Nersinger: Ich glaube schon, dass der Frust und die Enttäuschung darüber sehr groß sein kann und dass man das vielleicht nicht unbedingt groß in der Öffentlichkeit sagt, aber dass sich das unter Umständen auch in der Arbeit widerspiegeln kann. Dass man dann vielleicht nicht so engagiert wie man eigentlich sein sollte weiterhin seinen Dienst versieht und vielleich auch manchmal - damit muss man rechnen, das liegt in der Natur des Menschen, dass man dann auch manche Entscheidungen, sowohl jetzige als auch künftige Entscheidungen, des Papstes nicht so ganz mitträgt. Und das kann natürlich dann auch den Betrieb, wenn ich das so salopp formulieren kann, in Rom ein wenig behindern.
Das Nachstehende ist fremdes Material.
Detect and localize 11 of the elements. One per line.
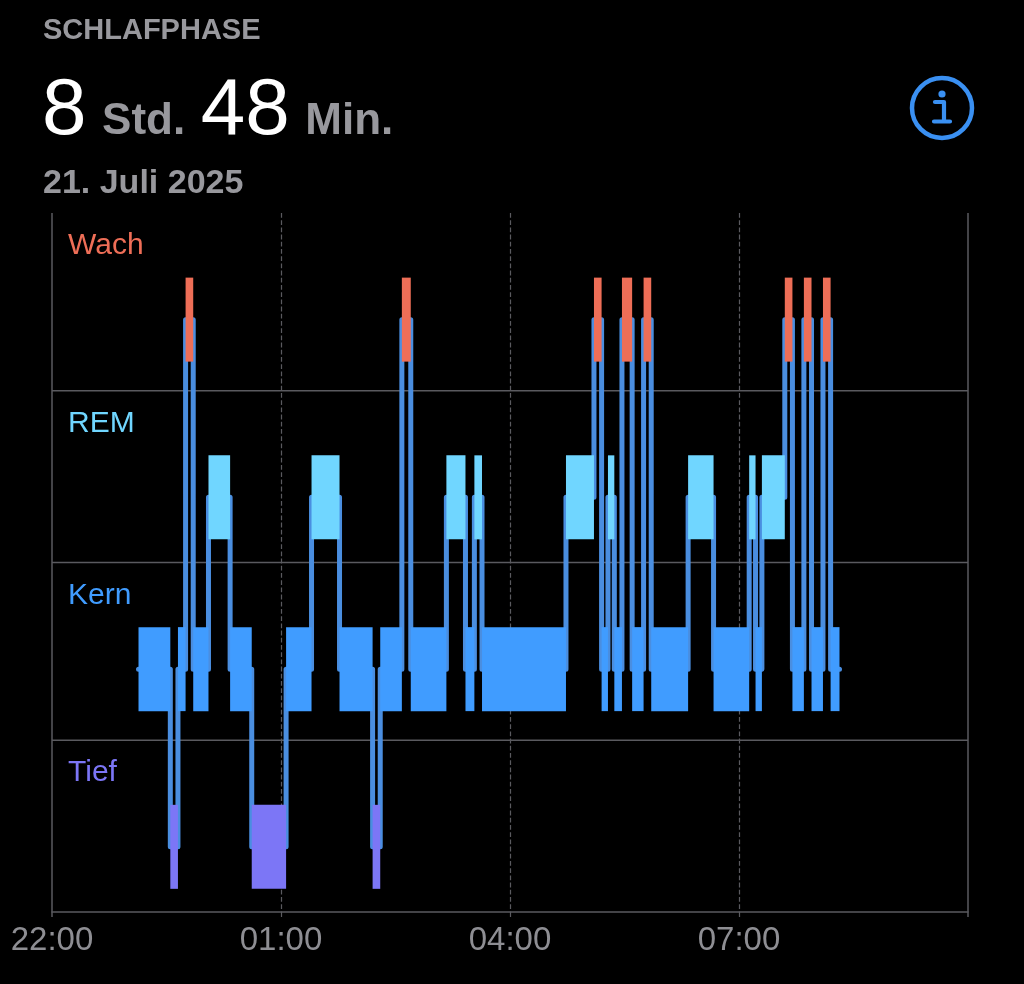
x-tick-label: 01:00: [239, 920, 323, 957]
text: Wach: [68, 227, 144, 261]
chart-title: SCHLAFPHASE: [43, 13, 261, 45]
text: Tief: [68, 754, 118, 788]
text: REM: [68, 404, 135, 438]
x-tick-label: 22:00: [10, 920, 94, 957]
x-tick-label: 04:00: [468, 920, 552, 957]
x-tick-label: 07:00: [697, 920, 781, 957]
chart-subtitle: 8 Std. 48 Min.: [42, 62, 394, 151]
series-label: Kern: [68, 576, 132, 610]
text: 21. Juli 2025: [43, 162, 244, 200]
domradio.de: Kann denn ein neuer Papst denn diese Regel einfach wieder verändern, auch die Ehrentitel wieder einführen?

Nersinger: Ja, der Papst ist in diesem Bereich der Herr der gesamten Materie und ein neuer Papst könnte sich zu einer ganz anderen Defintion dieser Ehrentitel entscheiden. Er könnte sie ganz aufheben, er könnte sie aber auch wieder einsetzen, er könnte modifizieren, er könnte bestimmte neue Regelungen einsetzen - da ist der Papst völlig frei.

Das Gespräch führte Christian Schlegel.